African Photography: Fashion Photography, Part 1

African Photography: Fashion Photography, Part 1

Posted in Photography

In the 1990s, fashion photography started to become popular amongst African photographers. Interested by this genre, they developed an aesthetic in which a lifestyle was enhanced by a storytelling comprised of the subject, location, clothing, and hairstyle. Precursors such as Okhai Ojeikere paved the way for the greats of today by documenting the femininity and beauty of African women.

JD 'Okhai Ojeikere

JD 'Okhai Ojeikere was born in 1930, in the village of Ovbiomu-Emai in south-western Nigeria. By the age twenty he was one of the only photographers in his region.

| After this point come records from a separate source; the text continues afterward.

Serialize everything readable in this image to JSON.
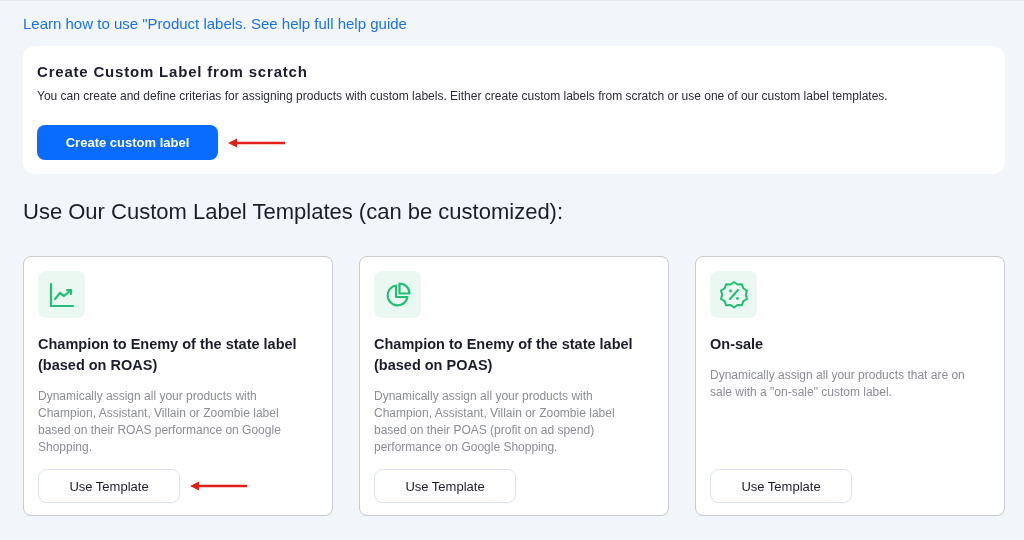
{
  "help_link": "Learn how to use \"Product labels. See help full help guide",
  "scratch_card": {
    "title": "Create Custom Label from scratch",
    "description": "You can create and define criterias for assigning products with custom labels. Either create custom labels from scratch or use one of our custom label templates.",
    "button": "Create custom label"
  },
  "templates_heading": "Use Our Custom Label Templates (can be customized):",
  "templates": [
    {
      "kind": "chart",
      "title": "Champion to Enemy of the state label (based on ROAS)",
      "description": "Dynamically assign all your products with Champion, Assistant, Villain or Zoombie label based on their ROAS performance on Google Shopping.",
      "button": "Use Template",
      "pointed": true
    },
    {
      "kind": "pie",
      "title": "Champion to Enemy of the state label (based on POAS)",
      "description": "Dynamically assign all your products with Champion, Assistant, Villain or Zoombie label based on their POAS (profit on ad spend) performance on Google Shopping.",
      "button": "Use Template",
      "pointed": false
    },
    {
      "kind": "discount",
      "title": "On-sale",
      "description": "Dynamically assign all your products that are on sale with a \"on-sale\" custom label.",
      "button": "Use Template",
      "pointed": false
    }
  ]
}
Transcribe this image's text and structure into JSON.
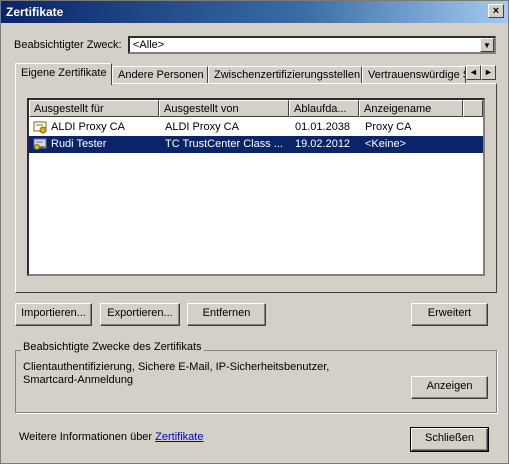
{
  "window": {
    "title": "Zertifikate",
    "close_glyph": "×"
  },
  "purpose": {
    "label": "Beabsichtigter Zweck:",
    "value": "<Alle>"
  },
  "tabs": [
    {
      "label": "Eigene Zertifikate"
    },
    {
      "label": "Andere Personen"
    },
    {
      "label": "Zwischenzertifizierungsstellen"
    },
    {
      "label": "Vertrauenswürdige Stamm"
    }
  ],
  "table": {
    "columns": [
      "Ausgestellt für",
      "Ausgestellt von",
      "Ablaufda...",
      "Anzeigename"
    ],
    "rows": [
      {
        "issued_to": "ALDI Proxy CA",
        "issued_by": "ALDI Proxy CA",
        "expires": "01.01.2038",
        "friendly_name": "Proxy CA",
        "icon": "certificate-icon"
      },
      {
        "issued_to": "Rudi Tester",
        "issued_by": "TC TrustCenter Class ...",
        "expires": "19.02.2012",
        "friendly_name": "<Keine>",
        "icon": "certificate-key-icon",
        "selected": true
      }
    ]
  },
  "buttons": {
    "import": "Importieren...",
    "export": "Exportieren...",
    "remove": "Entfernen",
    "advanced": "Erweitert",
    "view": "Anzeigen",
    "close": "Schließen"
  },
  "purposes_group": {
    "legend": "Beabsichtigte Zwecke des Zertifikats",
    "text_line1": "Clientauthentifizierung, Sichere E-Mail, IP-Sicherheitsbenutzer,",
    "text_line2": "Smartcard-Anmeldung"
  },
  "footer": {
    "text": "Weitere Informationen über",
    "link": "Zertifikate"
  },
  "colors": {
    "selection": "#0a246a",
    "face": "#d4d0c8",
    "link": "#0000cc"
  }
}
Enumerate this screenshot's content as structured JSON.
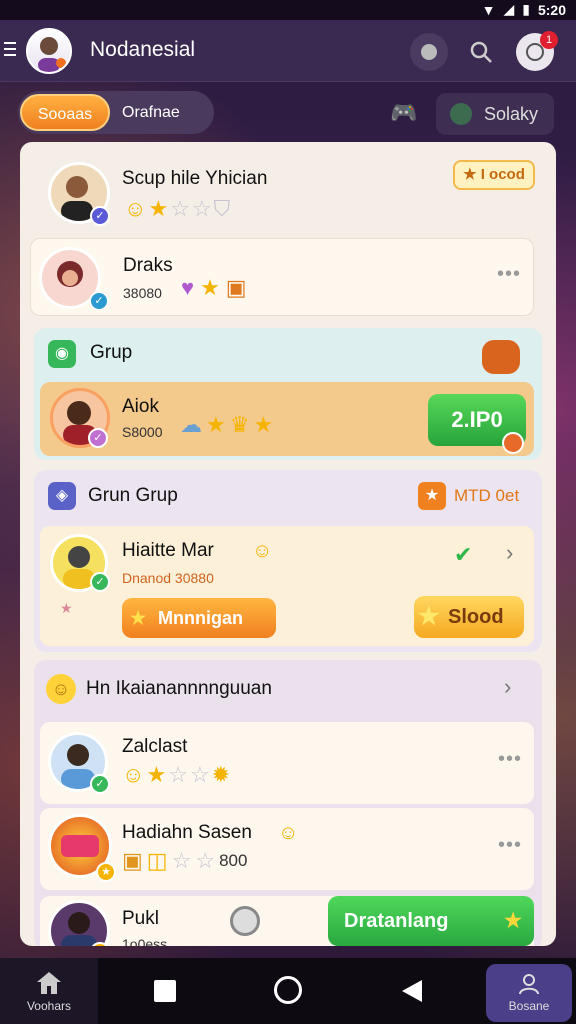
{
  "status": {
    "time": "5:20",
    "signal": "▼",
    "network": "◢",
    "battery": "▮"
  },
  "header": {
    "title": "Nodanesial",
    "notification_count": "1"
  },
  "tabs": {
    "active": "Sooaas",
    "inactive": "Orafnae"
  },
  "filter": {
    "label": "Solaky"
  },
  "panel": {
    "top_group": {
      "rows": [
        {
          "name": "Scup hile Yhician",
          "badge": "I ocod"
        },
        {
          "name": "Draks",
          "sub": "38080"
        }
      ]
    },
    "grup": {
      "title": "Grup",
      "row": {
        "name": "Aiok",
        "sub": "S8000",
        "cta": "2.IP0"
      }
    },
    "grun_grup": {
      "title": "Grun Grup",
      "badge": "MTD 0et",
      "row": {
        "name": "Hiaitte Mar",
        "sub": "Dnanod 30880",
        "btn_left": "Mnnnigan",
        "btn_right": "Slood"
      }
    },
    "main_section": {
      "title": "Hn Ikaianannnnguuan",
      "rows": [
        {
          "name": "Zalclast"
        },
        {
          "name": "Hadiahn Sasen",
          "sub": "800"
        },
        {
          "name": "Pukl",
          "sub": "1o0ess",
          "cta": "Dratanlang"
        }
      ]
    }
  },
  "navbar": {
    "left": "Voohars",
    "right": "Bosane"
  },
  "colors": {
    "accent_orange": "#f28a1e",
    "green": "#2fb84a",
    "panel": "#f5eee6",
    "appbar": "#3a2950"
  }
}
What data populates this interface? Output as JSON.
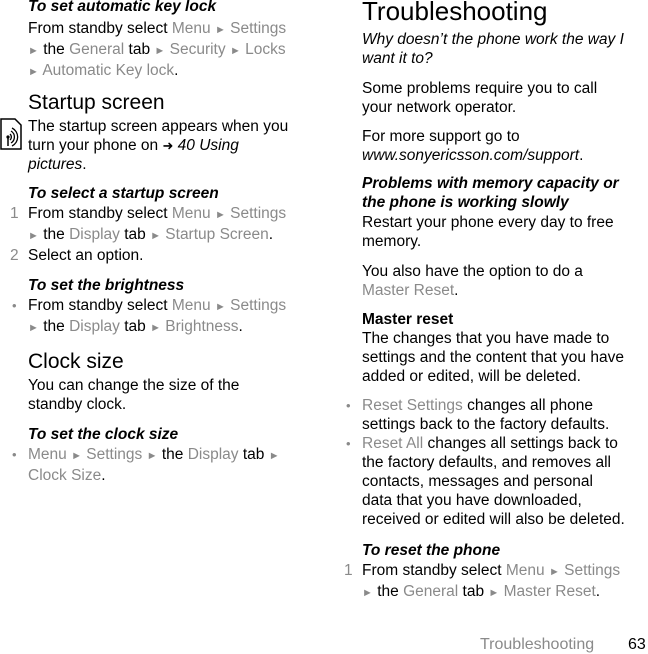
{
  "left_column": {
    "auto_key_lock": {
      "heading": "To set automatic key lock",
      "line1_pre": "From standby select ",
      "menu": "Menu",
      "settings": "Settings",
      "the": "the",
      "general": "General",
      "tab": "tab",
      "security": "Security",
      "locks": "Locks",
      "automatic_key_lock": "Automatic Key lock"
    },
    "startup_screen": {
      "title": "Startup screen",
      "body_1": "The startup screen appears when you",
      "body_2_pre": "turn your phone on ",
      "ref_page": "40 Using",
      "ref_title_2": "pictures",
      "icon": "network-service-icon",
      "arrow_icon": "reference-arrow-icon"
    },
    "select_startup": {
      "heading": "To select a startup screen",
      "step1_num": "1",
      "step1_pre": "From standby select ",
      "menu": "Menu",
      "settings": "Settings",
      "the": "the",
      "display": "Display",
      "tab": "tab",
      "startup_screen": "Startup Screen",
      "step2_num": "2",
      "step2": "Select an option."
    },
    "brightness": {
      "heading": "To set the brightness",
      "bullet": "•",
      "pre": "From standby select ",
      "menu": "Menu",
      "settings": "Settings",
      "the": "the",
      "display": "Display",
      "tab": "tab",
      "brightness": "Brightness"
    },
    "clock_size": {
      "title": "Clock size",
      "body_1": "You can change the size of the",
      "body_2": "standby clock.",
      "heading": "To set the clock size",
      "bullet": "•",
      "menu": "Menu",
      "settings": "Settings",
      "the": "the",
      "display": "Display",
      "tab": "tab",
      "clock_size": "Clock Size"
    }
  },
  "right_column": {
    "title": "Troubleshooting",
    "question_1": "Why doesn’t the phone work the way I",
    "question_2": "want it to?",
    "p1_1": "Some problems require you to call",
    "p1_2": "your network operator.",
    "p2_1": "For more support go to",
    "p2_url": "www.sonyericsson.com/support",
    "memory": {
      "heading_1": "Problems with memory capacity or",
      "heading_2": "the phone is working slowly",
      "body_1": "Restart your phone every day to free",
      "body_2": "memory.",
      "option_1": "You also have the option to do a",
      "option_link": "Master Reset"
    },
    "master_reset": {
      "heading": "Master reset",
      "body_1": "The changes that you have made to",
      "body_2": "settings and the content that you have",
      "body_3": "added or edited, will be deleted.",
      "bullets": [
        {
          "term": "Reset Settings",
          "lines": [
            " changes all phone",
            "settings back to the factory defaults."
          ]
        },
        {
          "term": "Reset All",
          "lines": [
            " changes all settings back to",
            "the factory defaults, and removes all",
            "contacts, messages and personal",
            "data that you have downloaded,",
            "received or edited will also be deleted."
          ]
        }
      ]
    },
    "reset_phone": {
      "heading": "To reset the phone",
      "step1_num": "1",
      "pre": "From standby select ",
      "menu": "Menu",
      "settings": "Settings",
      "the": "the",
      "general": "General",
      "tab": "tab",
      "master_reset": "Master Reset"
    }
  },
  "footer": {
    "section": "Troubleshooting",
    "page": "63"
  },
  "glyphs": {
    "arrow": "►",
    "bullet": "•",
    "period": "."
  }
}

In 1954, Ojeikere became a photojournalist for the Ministry of Information in Ibadan where he worked for seven years. In 1961, he started to work as a studio photographer for Television House Ibadan, before focusing in publicity when he joined the West African Publicity in Lagos from 1963 until 1975. In that time, Ojeikere became a member of the Nigeria Art Council and travelled across Nigeria with the council. In 1968, he started to document Nigerian culture, beginning a series of photographs representing Nigerian hairstyles. Over the course of his life Ojeikere recorded more than a thousand pictures of different African women’s hairstyles, as well as traditional headties. The series of photographs, which includes both popular and ceremonial styles, is of historic and anthropological significance as well as aesthetic value, and have been exhibited multiple times in major international venues.

Yinka Shonibare

Yinka Shonibare was born in 1962 in London, United Kingdom before moving to Lagos, Nigeria at the age of three with his family. He returned to London to study Fine Art and later graduated as part of the Young British Artists generation. Working in painting, sculpture, photography, film, and performance, Shonibare’s work explores race, class, and the construction of cultural identity through sharp political commentary of the tangled interrelationship between Africa and Europe, and their respective economic and political histories. In 1994, Shonibare started to use brightly coloured African fabrics, Dutch wax-printed cotton, both as the ground of his paintings and to cover his sculptures. Originally produced in Dutch Indonesia, the fabrics became a popular item of clothing in Africa, and rapidly became a sign of identity and authenticity among Africans. Shonibare’s re-created famous paintings using headless dummies with Africanised clothes instead of their original costumes. He also used photography and video to recreate stories from British literature or paintings with himself taking centre stage as an alternative. Shonibare’s work is included in many prestigious collections and has been exhibited in numerous international venues.

Iké Udé

Iké Udé was born in 1964 in Lagos, Nigeria. He was exposed to photography at an early age because his family dressed up for biweekly portraits. He successively moved to London and New York to study Media Communication. He started his artistic career with abstract painting and drawing before turning to photography, which became his primary medium since then. With his photographic self-portraits, dressed in varied costumes across time and space, Udé’s work explores issues of representation and sexual, cultural, and stylistic identity. Quite conversant with the world of fashion and celebrity, Udé gives a new vitality to conceptual aspects of performance and representation by melding his own theatrical selves and multiple personae with his art. Udé has exhibited in various international exhibitions and has been reviewed in numerous publications. His articles on fashion and art have been published in magazines and newspapers worldwide. Udé plays with the ambiguity of the marketplace and art world, particularly in his seminal art and fashion magazine aRUDE. He is also the author of Style File, a book that profiles some of the most influential arbiters of style in the world today.